Daniel Day-Lewis Made This Important Pledge To Himself After His Early Film Career
In the two decades from 2002 to 2022, Daniel Day-Lewis has only appeared in half a dozen films, beginning with "Gangs of New York" and ending with "Phantom Thread," which was preceded by the announcement of his retirement in 2017. Day-Lewis had already gone into semi-retirement once after starring in "The Boxer" in 1997. He was famously off the grid, working as a shoemaker in Italy, when director Martin Scorsese approached him to play Bill "The Butcher" Cutting in "Gangs of New York."
Scorsese and Day-Lewis had worked together on "The Age of Innocence," and Day-Lewis would go the method route with his performance as Bill to the point of making himself sick. Since then, only a select few filmmakers have been able to lure the three-time Academy Award winner (and six-time nominee) back in front of the camera. Two of his Oscars for Best Actor subsequently came for Paul Thomas Anderson's "There Will Be Blood" in 2007 and Steven Spielberg's "Lincoln" in 2012.
Accolades like those helped each Day-Lewis film appearance come to feel like an event, but it does raise the question of why his movie roles have been so few and far between in the 21st century compared to his earlier, more prolific filmography in the 1980s and 1990s. While promoting his 2009 musical "Nine," directed by Rob Marshall, Day-Lewis told The Guardian:
"I'm not picky, quite honestly. It's simply that I recognize pretty quickly the stuff that I don't like. And I also recognize the impulse that is dragging me towards a piece of work. And perhaps as you get older, that impulse comes less often."
'I made a personal pledge'
Daniel Day-Lewis talked about identifying the impulse that would attract him to a piece of work, and maybe part of the reason why he has given such powerhouse performances is each one represents a highly concentrated dose of that creative energy. In other words, working less kept him from diluting his creative spirit. This seems to jibe with his view of creative pursuits that have grown habitually rather than from inspiration. In his comments to The Guardian, Day-Lewis continued:
"In all fields of creativity you see the result of work that has become habit. Where the creative impulse has become flaccid or has died out altogether, and yet because it is our work and our life we continue to do it. But I made a personal pledge that I wouldn't work unless I needed to. [...] That's a tremendous privilege. But I've always thought that if [it] was a question of paying bills, simple as that, then I would much rather do any work than this."
This pledge not to work unless he needed to was, as Day-Lewis himself acknowledged, a privilege born of his success. Turning down major opportunities like a starring role in "The Lord of the Rings" is not a decision a struggling actor or any creative person starting out in their respective field could probably afford to make.

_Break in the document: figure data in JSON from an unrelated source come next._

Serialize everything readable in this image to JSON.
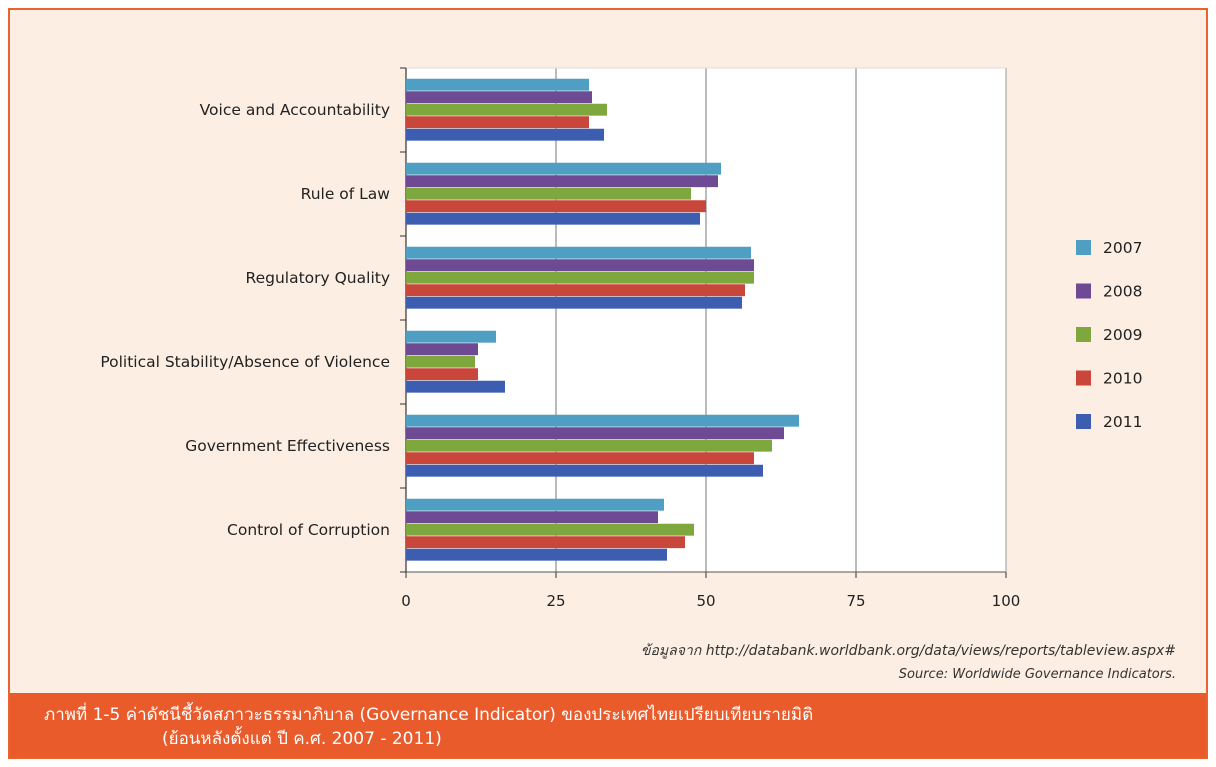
{
  "chart_data": {
    "type": "bar",
    "orientation": "horizontal",
    "categories": [
      "Voice and Accountability",
      "Rule of Law",
      "Regulatory Quality",
      "Political Stability/Absence of Violence",
      "Government Effectiveness",
      "Control of Corruption"
    ],
    "series": [
      {
        "name": "2007",
        "color": "#4f9fc4",
        "values": [
          30.5,
          52.5,
          57.5,
          15,
          65.5,
          43
        ]
      },
      {
        "name": "2008",
        "color": "#6e4a94",
        "values": [
          31,
          52,
          58,
          12,
          63,
          42
        ]
      },
      {
        "name": "2009",
        "color": "#7ea83e",
        "values": [
          33.5,
          47.5,
          58,
          11.5,
          61,
          48
        ]
      },
      {
        "name": "2010",
        "color": "#c9463a",
        "values": [
          30.5,
          50,
          56.5,
          12,
          58,
          46.5
        ]
      },
      {
        "name": "2011",
        "color": "#3d5db0",
        "values": [
          33,
          49,
          56,
          16.5,
          59.5,
          43.5
        ]
      }
    ],
    "xlim": [
      0,
      100
    ],
    "xticks": [
      "0",
      "25",
      "50",
      "75",
      "100"
    ],
    "legend_position": "right",
    "grid": true
  },
  "source_url": "ข้อมูลจาก http://databank.worldbank.org/data/views/reports/tableview.aspx#",
  "source_note": "Source: Worldwide Governance Indicators.",
  "caption": {
    "line1": "ภาพที่ 1-5   ค่าดัชนีชี้วัดสภาวะธรรมาภิบาล (Governance Indicator) ของประเทศไทยเปรียบเทียบรายมิติ",
    "line2": "(ย้อนหลังตั้งแต่ ปี ค.ศ. 2007 - 2011)"
  }
}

For comparison's sake, if you go back to his first credited theatrical role in "Gandhi," Day-Lewis appeared in a total of 14 films over the 15-year period from 1982 to 1997, versus the six movies he made from 2002 to 2017. He was averaging almost one movie per year, which is still less than other actors, but Day-Lewis was also juggling a stage career in England. Part of the appeal for him with acting, he said, was the "intoxicating" sense of "losing [himself] in time," but we can probably rest assured that his performances will not soon be lost to time.